The kiosks will charge 50 cents per hour, for a maximum of two or three hours, depending on the location. Parkers will be able to pay the meters using coins, credit cards and soon, an app called Passport, he said.
Hamilton by early 2020, when this photo was taken, installed eight parking-meter kiosks on High Street and near The Marcum development of apartments, restaurants and other businesses. The kiosks, which each serve several parking spaces, will be operational July 12. NICK GRAHAM / STAFF
He said for shops and restaurants, it’s important to have a free flow of parking nearby so customers are encouraged to pull in to park. The two-hour parking limits enforced by the meters are intended to keep nearby residents and employees from using parking for long periods.
Parking will be enforced from 9 a.m. to 5 p.m., Monday through Friday. In addition to that, evening hours also will be enforced along Riverfront Plaza from 5 to 10 p.m., Thursday through Saturday, when nearby restaurants and bars have some of their busiest hours.
Fines for violations are $10, if the penalty is paid within 48 hours from midnight of the violation date the citation was issued. If it is paid between 48 and 96 hours afterward, the fine climbs to $20. After that, the fine climbs to $30.
The city will continue its use of the ‘Curbside Hamilton’ parking spaces in front shops and restaurants the city created early in the pandemic. Those areas, which are painted green, allow free parking for 10 minutes while people either park and wait for food and beverages either to be brought out to them or while they quickly go inside to make the pickups.

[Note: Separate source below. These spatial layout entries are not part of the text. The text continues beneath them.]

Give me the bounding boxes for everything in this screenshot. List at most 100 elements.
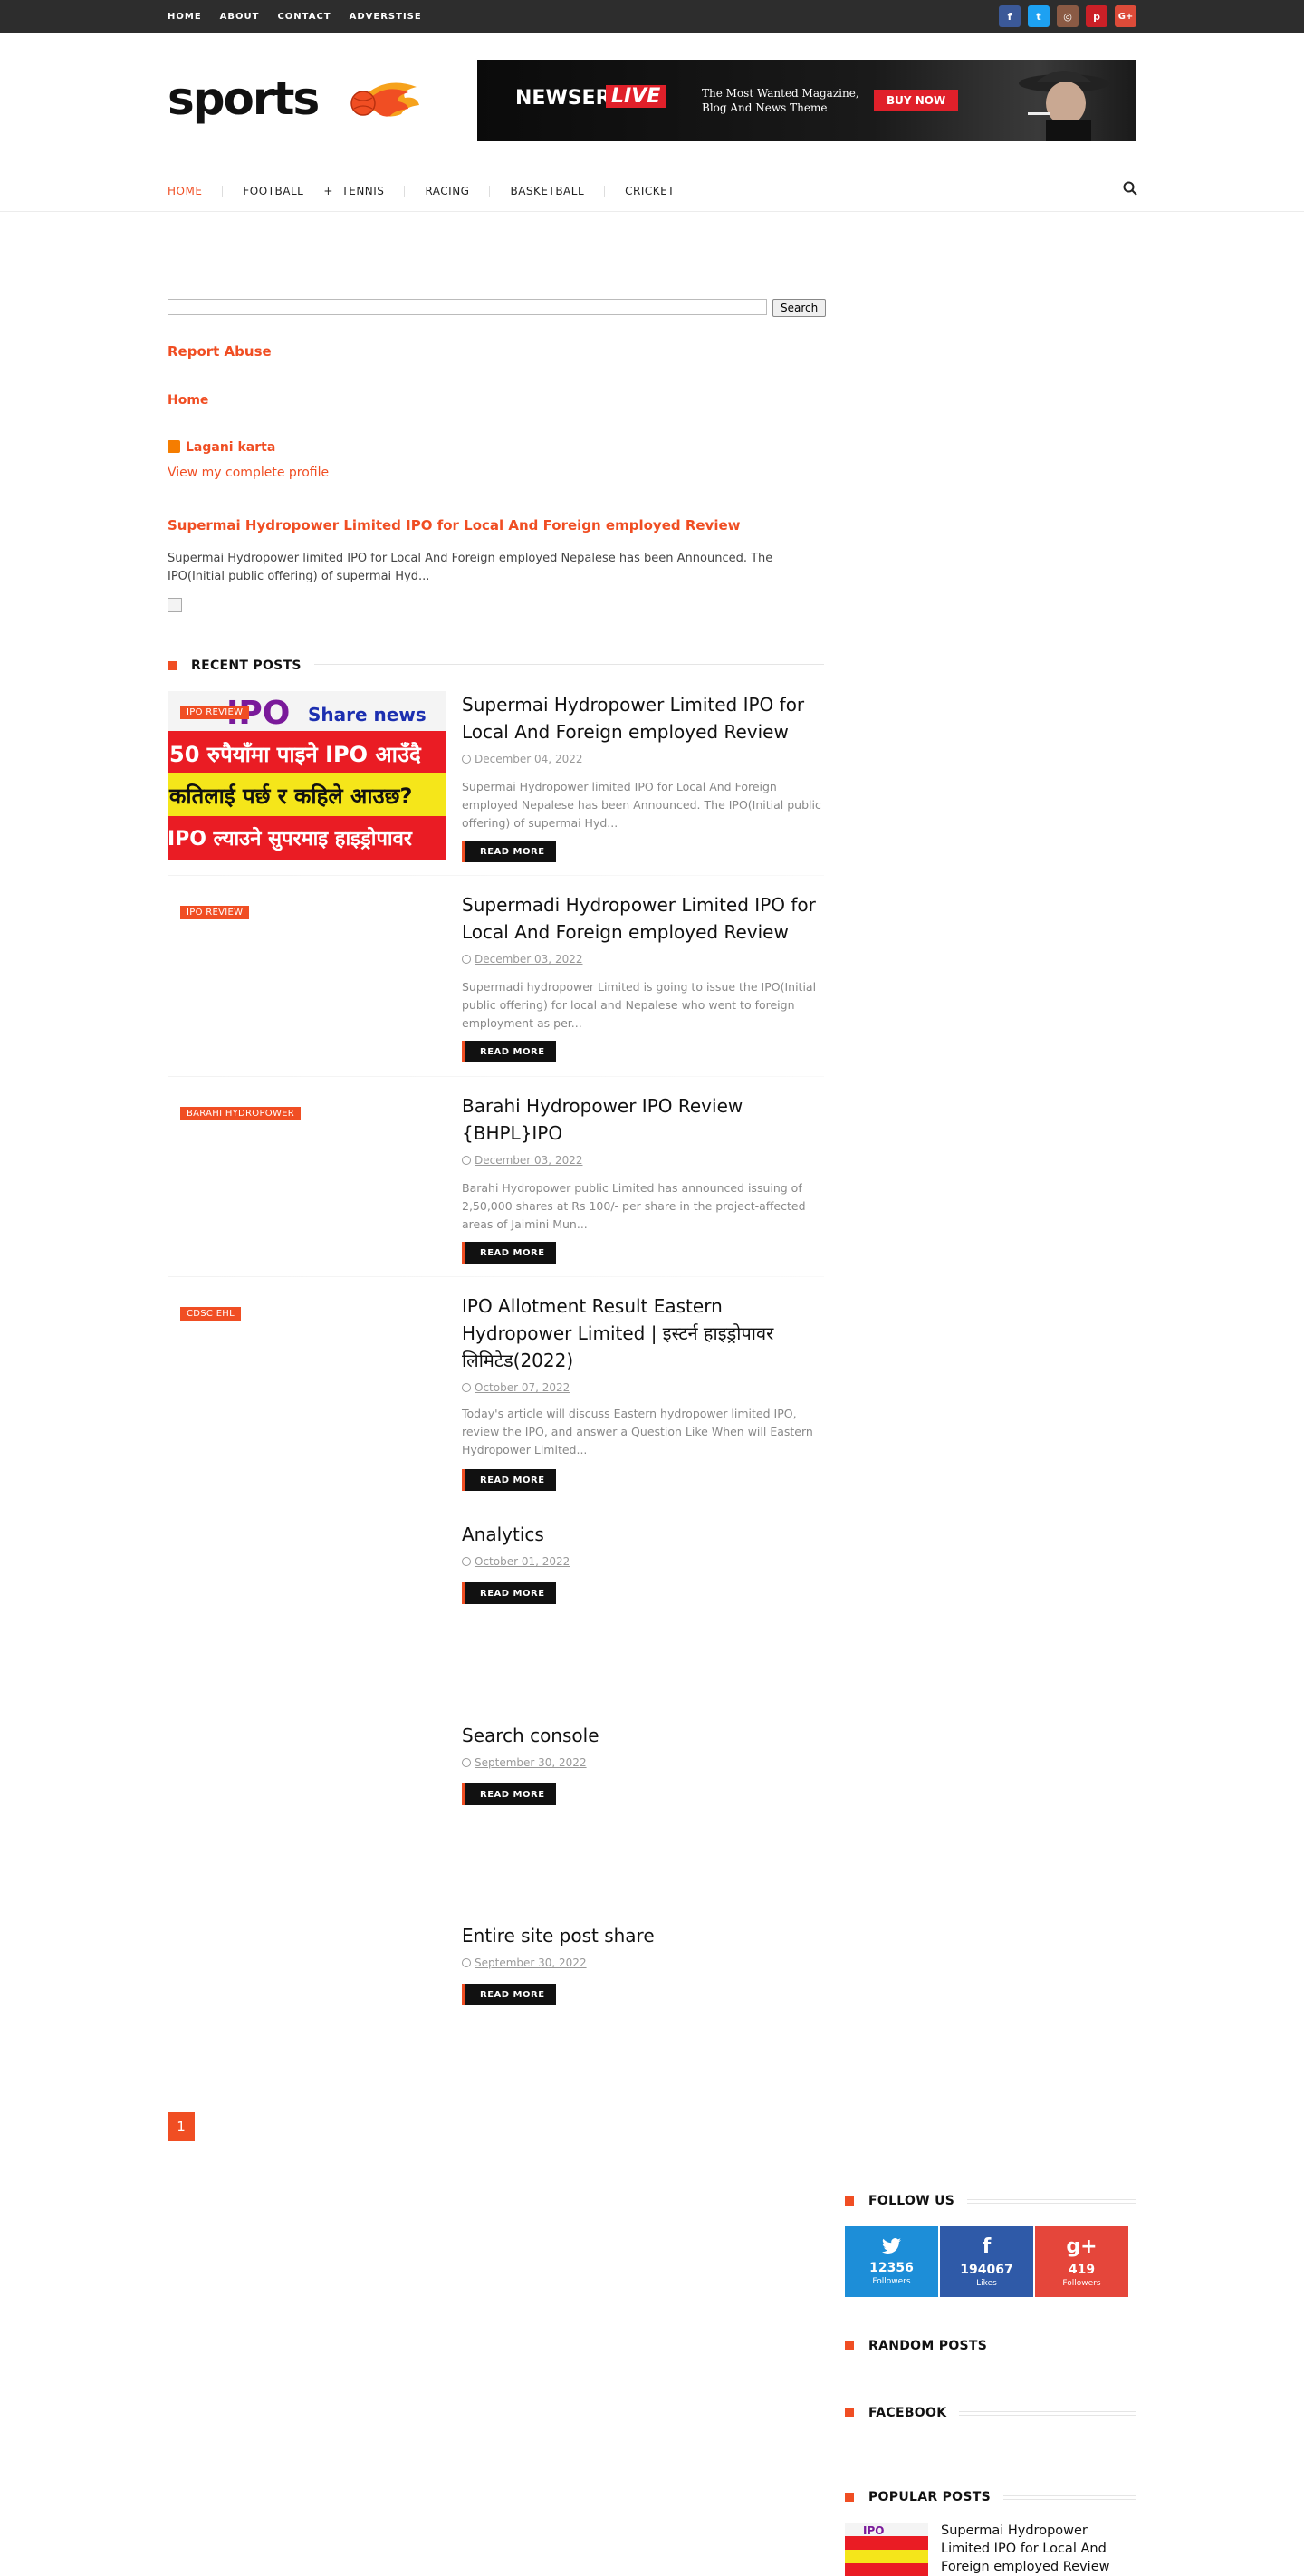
post-card: IPO Share news 50 रुपैयाँमा पाइने IPO आउ… <box>168 691 824 876</box>
search-input[interactable] <box>168 299 767 315</box>
post-date[interactable]: October 01, 2022 <box>462 1555 570 1568</box>
post-title[interactable]: Search console <box>462 1722 824 1749</box>
nav-tennis[interactable]: TENNIS <box>341 185 404 197</box>
flaming-ball-icon <box>350 82 419 117</box>
pinterest-icon[interactable]: p <box>1086 5 1107 27</box>
facebook-follow-box[interactable]: f 194067 Likes <box>940 2226 1033 2297</box>
report-abuse-link[interactable]: Report Abuse <box>168 343 272 360</box>
post-thumbnail[interactable]: IPO Share news 50 रुपैयाँमा पाइने IPO आउ… <box>168 691 446 860</box>
post-card: Analytics October 01, 2022 READ MORE <box>168 1521 824 1629</box>
nav-racing[interactable]: RACING <box>425 185 489 197</box>
post-date-text[interactable]: December 03, 2022 <box>475 953 582 966</box>
post-title[interactable]: IPO Allotment Result Eastern Hydropower … <box>462 1293 824 1374</box>
blogger-icon <box>168 440 180 453</box>
read-more-button[interactable]: READ MORE <box>462 1469 556 1491</box>
google-plus-follow-box[interactable]: g+ 419 Followers <box>1035 2226 1128 2297</box>
post-date-text[interactable]: October 07, 2022 <box>475 1381 570 1394</box>
post-date-text[interactable]: September 30, 2022 <box>475 1756 587 1769</box>
featured-post-snippet: Supermai Hydropower limited IPO for Loca… <box>168 552 773 583</box>
post-card: CDSC EHL IPO Allotment Result Eastern Hy… <box>168 1293 824 1501</box>
home-link[interactable]: Home <box>168 393 208 408</box>
instagram-icon[interactable]: ◎ <box>1057 5 1079 27</box>
profile-name-text[interactable]: Lagani karta <box>186 440 275 455</box>
search-button[interactable]: Search <box>772 299 827 317</box>
post-thumbnail[interactable]: IPO REVIEW <box>168 891 446 1060</box>
nav-divider <box>222 186 224 197</box>
post-date-text[interactable]: October 01, 2022 <box>475 1555 570 1568</box>
read-more-button[interactable]: READ MORE <box>462 1783 556 1805</box>
post-date[interactable]: September 30, 2022 <box>462 1956 587 1969</box>
post-title[interactable]: Analytics <box>462 1521 824 1548</box>
post-category-badge[interactable]: IPO REVIEW <box>180 906 250 919</box>
top-nav-home[interactable]: HOME <box>168 12 202 22</box>
featured-post-title[interactable]: Supermai Hydropower Limited IPO for Loca… <box>168 517 741 533</box>
follow-us-heading-text: FOLLOW US <box>868 2194 955 2208</box>
nav-cricket[interactable]: CRICKET <box>625 185 695 197</box>
post-date[interactable]: December 03, 2022 <box>462 953 582 966</box>
post-excerpt: Supermai Hydropower limited IPO for Loca… <box>462 780 821 830</box>
svg-text:IPO ल्याउने सुपरमाइ हाइड्रोपाव: IPO ल्याउने सुपरमाइ हाइड्रोपावर <box>168 826 413 851</box>
post-date[interactable]: December 03, 2022 <box>462 1154 582 1167</box>
read-more-button[interactable]: READ MORE <box>462 1984 556 2005</box>
post-title[interactable]: Entire site post share <box>462 1922 824 1949</box>
facebook-icon[interactable]: f <box>999 5 1021 27</box>
broken-image-icon <box>168 598 182 612</box>
nav-divider-line <box>0 211 1304 212</box>
post-title[interactable]: Supermai Hydropower Limited IPO for Loca… <box>462 691 824 745</box>
post-category-badge[interactable]: CDSC EHL <box>180 1307 242 1321</box>
google-plus-icon: g+ <box>1066 2235 1098 2258</box>
facebook-caption: Likes <box>976 2279 997 2288</box>
post-excerpt: Barahi Hydropower public Limited has ann… <box>462 1181 806 1231</box>
popular-post-thumbnail[interactable]: IPO <box>845 2523 928 2576</box>
post-date-text[interactable]: December 03, 2022 <box>475 1154 582 1167</box>
twitter-icon[interactable]: t <box>1028 5 1050 27</box>
facebook-heading-text: FACEBOOK <box>868 2406 947 2420</box>
read-more-button[interactable]: READ MORE <box>462 1242 556 1264</box>
banner-brand: NEWSER <box>515 87 611 110</box>
nav-divider <box>404 186 406 197</box>
popular-posts-heading-text: POPULAR POSTS <box>868 2490 991 2504</box>
post-title[interactable]: Barahi Hydropower IPO Review {BHPL}IPO <box>462 1092 824 1147</box>
nav-divider <box>489 186 491 197</box>
post-date[interactable]: October 07, 2022 <box>462 1381 570 1394</box>
post-category-badge[interactable]: BARAHI HYDROPOWER <box>180 1107 302 1120</box>
top-nav-advertise[interactable]: ADVERSTISE <box>350 12 422 22</box>
site-logo[interactable]: sports <box>168 71 421 127</box>
nav-home[interactable]: HOME <box>168 185 222 197</box>
post-thumbnail[interactable]: BARAHI HYDROPOWER <box>168 1092 446 1261</box>
twitter-follow-box[interactable]: 12356 Followers <box>845 2226 938 2297</box>
popular-post-title[interactable]: Supermai Hydropower Limited IPO for Loca… <box>941 2522 1136 2576</box>
read-more-button[interactable]: READ MORE <box>462 1041 556 1062</box>
post-title[interactable]: Supermadi Hydropower Limited IPO for Loc… <box>462 891 824 946</box>
post-thumbnail[interactable]: CDSC EHL <box>168 1293 446 1461</box>
nav-basketball[interactable]: BASKETBALL <box>510 185 604 197</box>
header-ad-banner[interactable]: NEWSER LIVE The Most Wanted Magazine, Bl… <box>477 60 1136 141</box>
svg-text:IPO: IPO <box>863 2524 884 2537</box>
post-date[interactable]: September 30, 2022 <box>462 1756 587 1769</box>
post-date-text[interactable]: December 04, 2022 <box>475 753 582 765</box>
clock-icon <box>462 1758 471 1767</box>
top-nav-contact[interactable]: CONTACT <box>277 12 331 22</box>
post-category-badge[interactable]: IPO REVIEW <box>180 706 250 719</box>
pagination-current-page[interactable]: 1 <box>168 2112 195 2141</box>
nav-football[interactable]: FOOTBALL <box>243 185 323 197</box>
clock-icon <box>462 955 471 964</box>
search-icon[interactable] <box>1123 181 1137 196</box>
twitter-icon <box>881 2238 901 2254</box>
profile-name[interactable]: Lagani karta <box>168 440 275 455</box>
read-more-button[interactable]: READ MORE <box>462 841 556 862</box>
read-more-button[interactable]: READ MORE <box>462 1582 556 1604</box>
clock-icon <box>462 1156 471 1165</box>
banner-buy-now-button[interactable]: BUY NOW <box>874 90 959 111</box>
recent-posts-heading-text: RECENT POSTS <box>191 658 302 673</box>
post-date[interactable]: December 04, 2022 <box>462 753 582 765</box>
facebook-like-count: 194067 <box>960 2263 1013 2277</box>
top-nav-about[interactable]: ABOUT <box>220 12 260 22</box>
google-plus-icon[interactable]: G+ <box>1115 5 1136 27</box>
plus-icon[interactable]: + <box>323 185 332 197</box>
top-social-links: f t ◎ p G+ <box>999 5 1136 27</box>
post-card: Search console September 30, 2022 READ M… <box>168 1722 824 1831</box>
post-date-text[interactable]: September 30, 2022 <box>475 1956 587 1969</box>
view-profile-link[interactable]: View my complete profile <box>168 466 329 480</box>
facebook-icon: f <box>982 2235 992 2258</box>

“We have those strategically placed all over the urban core,” said Mallory Greenham, small-business specialist for the city. “In fact, we’re getting ready to repaint those spots — some of them faded over the winter — and add a few more spots to places we think would benefit.”
Some of those spaces are along Main Street, in the downtown, in German Village, with another soon to be added in Lindenwald’s business district, Greenham said.
Each kiosk serves several parking spaces. After parking, people need to find the nearest kiosk and enter their license plate number before paying the parking fee.
The kiosks cost $85,000. City Manager Joshua Smith has said the city’s only goal financially is to recover costs of those kiosks plus their maintenance and costs of parking enforcement, not to make profits.